Se a indústria é o motor do desenvolvimento, como está o motor brasileiro? Os dados mostram que, além de ter perdido força nas últimas décadas, ele é extremamente concentrado geograficamente.

Gráfico: O tamanho de cada estado no PIB industrial do Brasil.

Apenas três estados — São Paulo (29,8%), Rio de Janeiro (11,4%) e Minas Gerais (10,9%) — são responsáveis por mais da metade (52,1%) de todo o PIB industrial do Brasil. Em contraste, estados como Acre e Roraima contribuem com apenas 0,1% cada um.

Curiosamente, a concentração do PIB industrial nacional coexiste com uma alta dependência industrial em alguns estados da periferia. No Amazonas, por exemplo, a indústria representa 34,3% da economia local — uma fatia maior do que a de São Paulo (21,1%) — mas sua contribuição para o Brasil como um todo é de apenas 2,2%. Isso revela que, mesmo onde a indústria é localmente vital, ela carece de escala para se tornar um motor de desenvolvimento nacional, evidenciando ilhas de produção em um oceano de baixa complexidade.

Essa concentração geográfica do parque industrial implica, por consequência, uma concentração da complexidade econômica do país, deixando a maior parte do território em uma armadilha de baixa produtividade. Vastas regiões ficam à margem do dinamismo econômico.

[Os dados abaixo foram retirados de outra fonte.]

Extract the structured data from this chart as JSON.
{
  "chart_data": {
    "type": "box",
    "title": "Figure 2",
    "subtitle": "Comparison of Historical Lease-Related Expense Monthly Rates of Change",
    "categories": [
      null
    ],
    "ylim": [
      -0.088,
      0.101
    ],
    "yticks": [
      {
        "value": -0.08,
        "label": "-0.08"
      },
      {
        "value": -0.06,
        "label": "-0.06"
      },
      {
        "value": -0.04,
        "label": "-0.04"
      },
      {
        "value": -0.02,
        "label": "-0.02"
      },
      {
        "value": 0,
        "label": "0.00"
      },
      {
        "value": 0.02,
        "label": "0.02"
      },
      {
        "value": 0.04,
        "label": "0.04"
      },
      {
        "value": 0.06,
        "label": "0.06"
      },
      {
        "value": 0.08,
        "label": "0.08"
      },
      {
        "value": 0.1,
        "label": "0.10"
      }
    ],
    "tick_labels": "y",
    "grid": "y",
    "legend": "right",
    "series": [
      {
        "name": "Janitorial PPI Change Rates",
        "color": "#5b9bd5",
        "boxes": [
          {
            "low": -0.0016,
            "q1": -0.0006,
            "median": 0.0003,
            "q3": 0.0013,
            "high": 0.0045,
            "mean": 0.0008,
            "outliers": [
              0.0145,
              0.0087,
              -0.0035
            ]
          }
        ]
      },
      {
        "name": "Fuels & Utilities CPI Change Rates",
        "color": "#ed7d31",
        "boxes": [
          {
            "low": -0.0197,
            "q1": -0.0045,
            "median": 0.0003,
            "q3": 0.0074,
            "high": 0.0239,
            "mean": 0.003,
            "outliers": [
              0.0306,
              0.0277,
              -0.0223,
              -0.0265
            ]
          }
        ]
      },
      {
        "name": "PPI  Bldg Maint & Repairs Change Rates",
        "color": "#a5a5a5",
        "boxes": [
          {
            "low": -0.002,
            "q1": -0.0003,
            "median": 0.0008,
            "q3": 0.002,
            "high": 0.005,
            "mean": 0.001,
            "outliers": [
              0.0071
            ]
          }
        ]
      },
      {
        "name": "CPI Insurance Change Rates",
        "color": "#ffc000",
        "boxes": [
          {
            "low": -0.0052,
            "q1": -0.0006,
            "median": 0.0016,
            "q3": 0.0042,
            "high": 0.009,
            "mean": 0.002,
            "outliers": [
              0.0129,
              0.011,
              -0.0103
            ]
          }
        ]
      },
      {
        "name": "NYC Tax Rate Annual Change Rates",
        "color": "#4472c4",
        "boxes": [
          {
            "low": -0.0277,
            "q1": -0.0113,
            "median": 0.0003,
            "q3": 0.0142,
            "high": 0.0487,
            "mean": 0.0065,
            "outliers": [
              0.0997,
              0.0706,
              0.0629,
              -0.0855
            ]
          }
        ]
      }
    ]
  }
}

  1. Onde a indústria está ausente, o trabalho formal desaparece

A consequência mais direta dessa concentração industrial se manifesta no mercado de trabalho. A ausência de um motor industrial diversificado e espalhado pelo território nacional cria “vazios” de oportunidades, onde a complexidade econômica necessária para sustentar o emprego formal simplesmente não existe.

O dado a seguir é talvez o mais chocante de todos: em 13 estados brasileiros, o número de famílias que recebem o benefício do Bolsa Família é maior do que o número de trabalhadores com carteira assinada.

Mapa: Bolsa Família supera trabalho com carteira em 13 estados.

O caso mais extremo é o do Maranhão, onde há dois beneficiários para cada trabalhador formal (uma proporção de 2,04).

Essa realidade social é o resultado direto da fraqueza estrutural da economia. Conforme a teoria sugere e os dados globais confirmam, uma base industrial robusta é a principal criadora de empregos produtivos e formais. Onde ela não existe, o que resta é um vácuo que a fragilidade econômica e a dependência de transferências de renda preenchem. Este é o custo humano da desindustrialização e da concentração econômica.

Uma Encruzilhada para o Desenvolvimento

O que esses quatro pontos nos mostram? A teoria econômica aponta a indústria como um motor poderoso para o desenvolvimento. Os dados globais confirmam que os países mais ricos seguiram esse caminho. No Brasil, no entanto, esse motor é pequeno para o tamanho de nosso potencial, geograficamente concentrado e, como resultado, deixa vastas regiões e milhões de pessoas para trás, em um ciclo de baixa produtividade e informalidade.

A análise desses dados nos coloca diante de uma questão fundamental sobre nosso futuro. Diante dessa realidade, o caminho para um Brasil mais próspero passa por redefinir e fortalecer seu núcleo industrial, ou existe outra alternativa que ainda não encontramos?